Experts to meet to discuss salmonella in laying flocks

UK - The Health Protection Agency and the Veterinary Laboratories Agency are today hosting a conference to discuss the results of an EU-wide survey of salmonella in laying flocks.
calendar icon 23 October 2006
clock icon 3 minute read

Technical experts from the HPA, VLA, Department of Environment, Food & Rural Affairs (Defra), Food Standards Agency, European Commission and the British Egg Industry Council will attend the meeting at the Centre for Infections in north London.

They will discuss the initial results of the European Food Safety Authority's survey of salmonella in layer flock holdings, published in June and the results of an analysis of information collected at the time of the survey.

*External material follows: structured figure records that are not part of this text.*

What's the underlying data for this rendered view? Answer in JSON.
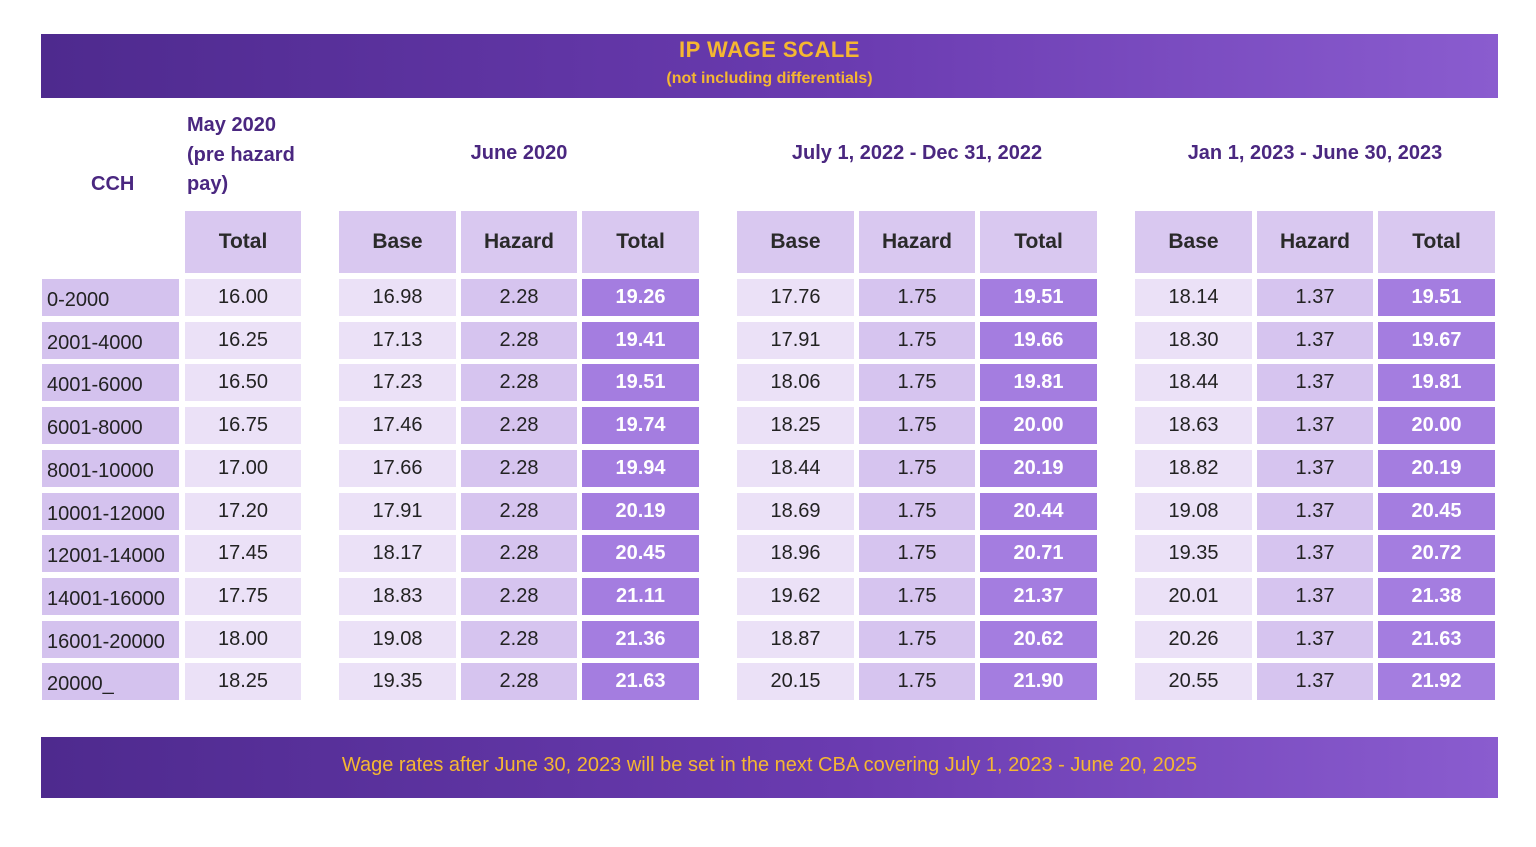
{
  "title": "IP WAGE SCALE",
  "subtitle": "(not including differentials)",
  "footer": "Wage rates after June 30, 2023 will be set in the next CBA covering July 1, 2023 - June 20, 2025",
  "headers": {
    "cch": "CCH",
    "may_line1": "May 2020",
    "may_line2": "(pre hazard",
    "may_line3": "pay)",
    "period1": "June 2020",
    "period2": "July 1, 2022 - Dec 31, 2022",
    "period3": "Jan 1, 2023 - June 30, 2023",
    "total": "Total",
    "base": "Base",
    "hazard": "Hazard"
  },
  "colors": {
    "banner_start": "#4e2a8e",
    "banner_end": "#8a5ccf",
    "banner_text": "#f5b731",
    "heading_text": "#4a2780",
    "total_cell": "#a47de0"
  },
  "rows": [
    {
      "cch": "0-2000",
      "may": "16.00",
      "p1": [
        "16.98",
        "2.28",
        "19.26"
      ],
      "p2": [
        "17.76",
        "1.75",
        "19.51"
      ],
      "p3": [
        "18.14",
        "1.37",
        "19.51"
      ]
    },
    {
      "cch": "2001-4000",
      "may": "16.25",
      "p1": [
        "17.13",
        "2.28",
        "19.41"
      ],
      "p2": [
        "17.91",
        "1.75",
        "19.66"
      ],
      "p3": [
        "18.30",
        "1.37",
        "19.67"
      ]
    },
    {
      "cch": "4001-6000",
      "may": "16.50",
      "p1": [
        "17.23",
        "2.28",
        "19.51"
      ],
      "p2": [
        "18.06",
        "1.75",
        "19.81"
      ],
      "p3": [
        "18.44",
        "1.37",
        "19.81"
      ]
    },
    {
      "cch": "6001-8000",
      "may": "16.75",
      "p1": [
        "17.46",
        "2.28",
        "19.74"
      ],
      "p2": [
        "18.25",
        "1.75",
        "20.00"
      ],
      "p3": [
        "18.63",
        "1.37",
        "20.00"
      ]
    },
    {
      "cch": "8001-10000",
      "may": "17.00",
      "p1": [
        "17.66",
        "2.28",
        "19.94"
      ],
      "p2": [
        "18.44",
        "1.75",
        "20.19"
      ],
      "p3": [
        "18.82",
        "1.37",
        "20.19"
      ]
    },
    {
      "cch": "10001-12000",
      "may": "17.20",
      "p1": [
        "17.91",
        "2.28",
        "20.19"
      ],
      "p2": [
        "18.69",
        "1.75",
        "20.44"
      ],
      "p3": [
        "19.08",
        "1.37",
        "20.45"
      ]
    },
    {
      "cch": "12001-14000",
      "may": "17.45",
      "p1": [
        "18.17",
        "2.28",
        "20.45"
      ],
      "p2": [
        "18.96",
        "1.75",
        "20.71"
      ],
      "p3": [
        "19.35",
        "1.37",
        "20.72"
      ]
    },
    {
      "cch": "14001-16000",
      "may": "17.75",
      "p1": [
        "18.83",
        "2.28",
        "21.11"
      ],
      "p2": [
        "19.62",
        "1.75",
        "21.37"
      ],
      "p3": [
        "20.01",
        "1.37",
        "21.38"
      ]
    },
    {
      "cch": "16001-20000",
      "may": "18.00",
      "p1": [
        "19.08",
        "2.28",
        "21.36"
      ],
      "p2": [
        "18.87",
        "1.75",
        "20.62"
      ],
      "p3": [
        "20.26",
        "1.37",
        "21.63"
      ]
    },
    {
      "cch": "20000_",
      "may": "18.25",
      "p1": [
        "19.35",
        "2.28",
        "21.63"
      ],
      "p2": [
        "20.15",
        "1.75",
        "21.90"
      ],
      "p3": [
        "20.55",
        "1.37",
        "21.92"
      ]
    }
  ]
}
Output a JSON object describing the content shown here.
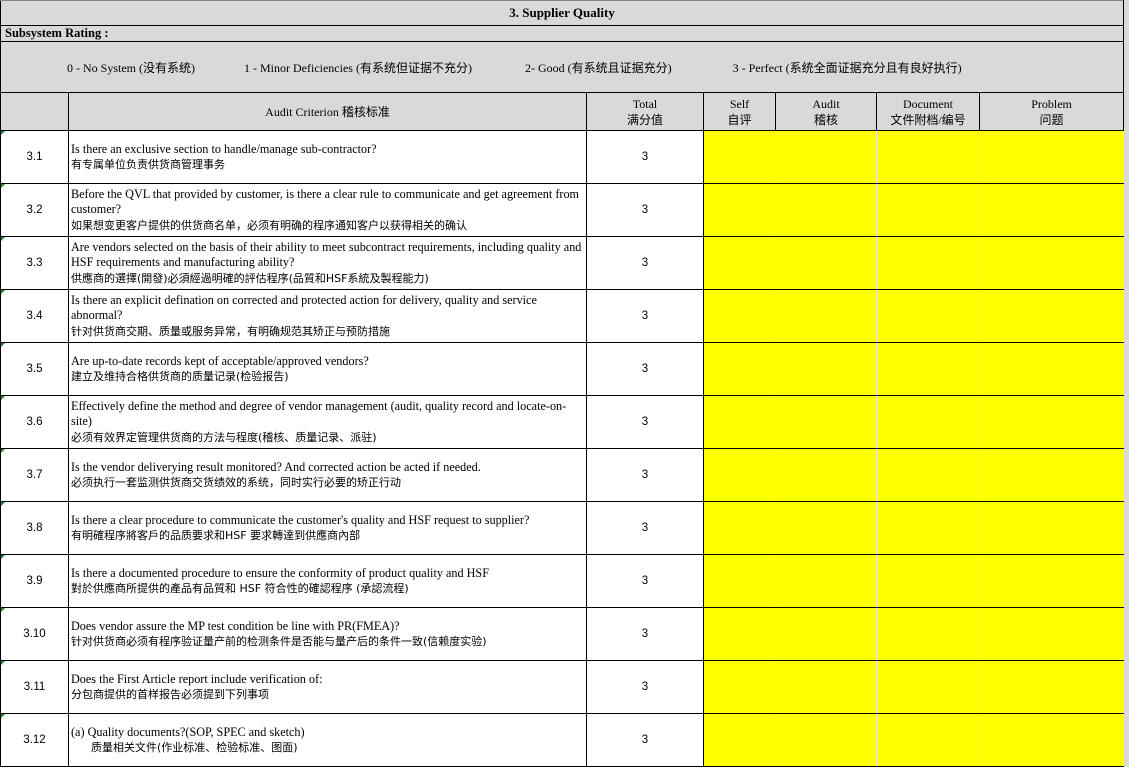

Measures including vaccination, good hygiene, disinfection and keeping rodent populations low will be shown to be protective against salmonella . With a high proportion of the UK laying flocks already vaccinated, the importance of rodent control will be stressed.

Other presentations at the conference will provide information from research and surveillance in the layer flock sector in the UK and information on cases of Salmonella Enteritidis in humans. The European Commission and Defra will also indicate how the EU are intending to control salmonella in laying flocks across the EU and how legislation in the UK will be implemented through the National Control Plan for laying flocks.

Professor John Threlfall an expert in gastrointestinal illness at the Health Protection Agency said, “This meeting will be a good opportunity for the Health Protection Agency to discuss the advances that have been made in food hygiene and the control and prevention of salmonella contamination of foodstuffs.“

The UK Zoonoses Report 2005 will also be launched at the conference today. The report summarises in one document data published in various sources over the last year and provides comparable data from previous years. It draws on information from humans, food and animals and covers the major food and water-borne zoonoses, including campylobacter, salmonella, vero-cytotoxin producing E. coli O157 (VTEC O157) and cryptosporidium, as well as the main notifiable zoonotic diseases of animals including bovine tuberculosis, brucellosis, anthrax, rabies and BSE.